He made a bold bid for popularity. Filled with exaggerated ideas of his own prowess, and flushed by victories over the Turks, he rushed to begin reconstructing Great Serbia by attacking Bulgaria, which, though newly formed, had already shown signs of consolidating and becoming a stumbling block in Serbia's path to glory. The declaration of war was immensely popular. Had Milan succeeded, the fate of the Obrenovitches might have been very different. But he and his army were so badly beaten that only swift intervention by Austria saved Serbia from destruction.

Pashitch, it should be noted, remained in Bulgaria during this war, and in fact owed his life to that country which he has since done so much to ruin.

The pieces on the Balkan chessboard then stood thus: A Serbia which was the most bitter enemy of Bulgaria and whose King was Austrophile.

A violently pro-Russian Montenegro, filled with contempt for the beaten Serbs, and ruled by a Prince who regarded himself confidently as the God-appointed restorer of Great Serbia, and who was openly supporting his new son-in-law, the rival claimant to the Serb throne.

The throne of Serbia, never too stable, now rocked badly. King Milan declared that Pan-Slavism was the enemy of Serbia and he was certainly right. For in those days it would have simply meant complete domination by Russia—the great predatory power whose maw has never yet been filled.

He pardoned Pashitch, thinking possibly it was better to come to terms with him than to have him plotting in an enemy country, Pashitch returned as head of the Radical party and Serbia became a hot-bed of foul and unscrupulous intrigue into which we need not dig now.

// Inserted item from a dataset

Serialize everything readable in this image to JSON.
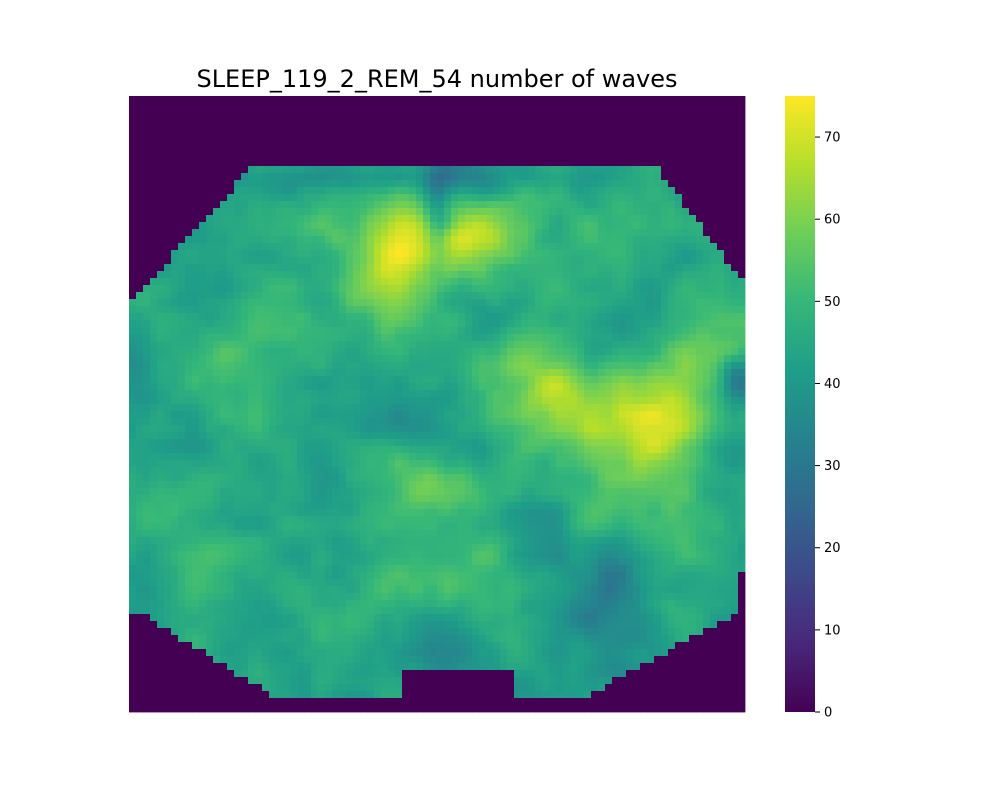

Between the partisans of Russia and Austria, Serbia was nearly torn in half. After incessant quarrels with his Russian wife, Milan in 1888 divorced her—more or less irregularly—and in the following year threw up the game and abdicated in favour of his only legitimate child, the ill-fated Alexander who was then but fourteen.

Torn this way and that by his parents' quarrels, brought up in the notoriously corrupt court of Belgrade and by nature, according to the accounts of those who knew him, of but poor mental calibre, Alexander is, perhaps, to be as much pitied as blamed. His nerves, so Mr. Chedo Miyatovitch told me, never recovered from the shock of a boating accident when young. He was the last and decadent scion of the Obrenovitches and was marked down from his accession.

Vladan Georgevitch, who was Prime Minister of Serbia from 1897 till 1900, in his book The End of a Dynasty, throws much light on the events that led up to the final catastrophe. It is highly significant that after its publication he was sentenced to six months' imprisonment, not for libel or false statements, but "on a charge of having acted injuriously to Serbia by publishing State secrets." His account is therefore in all probability correct. He begins by relating Prince Alexander's visit to Montenegro shortly after the termination of the Regency. Here the astute Prince Nikola tried to persuade him to marry Princess Xenia. Princess Zorka was dead; Prince Nikola had quarrelled rather badly with his son-in-law, Petar Karageorgevitch, and, it would appear, meant to lose no chance of obtaining a matrimonial alliance with any and every possible claimant to the Serbian throne. Alexander would not consent to the match, and stated that his object in visiting Montenegro was to bring about a political alliance between that country and Serbia in order to defend Serb schools and churches in Turkish territory and generally protect Serb interests. This Nikola refused unless the said lands were definitely partitioned into "spheres of interest" and Prizren were included in his own. He was already determined to occupy the throne of Stefan Dushan. The two ministers who accompanied Alexander supported this claim. "I tell you," says Alexander, "these two men when with me at Cetinje acted not as Ministers of mine, but as Ministers of the Prince of Montenegro." He denounced such a division of the territory and the negotiations broke off. The visit to Montenegro was a failure.

Some years afterwards in Montenegro I was told triumphantly that the match would not have been at all suitable for Princess Xenia and that her father had refused it on the grounds that "no King of Serbia has yet died except by murder, or in exile." But the death of Alexander was then already planned—though I of course did not know it—and Alexander's version of the affair is more probably correct.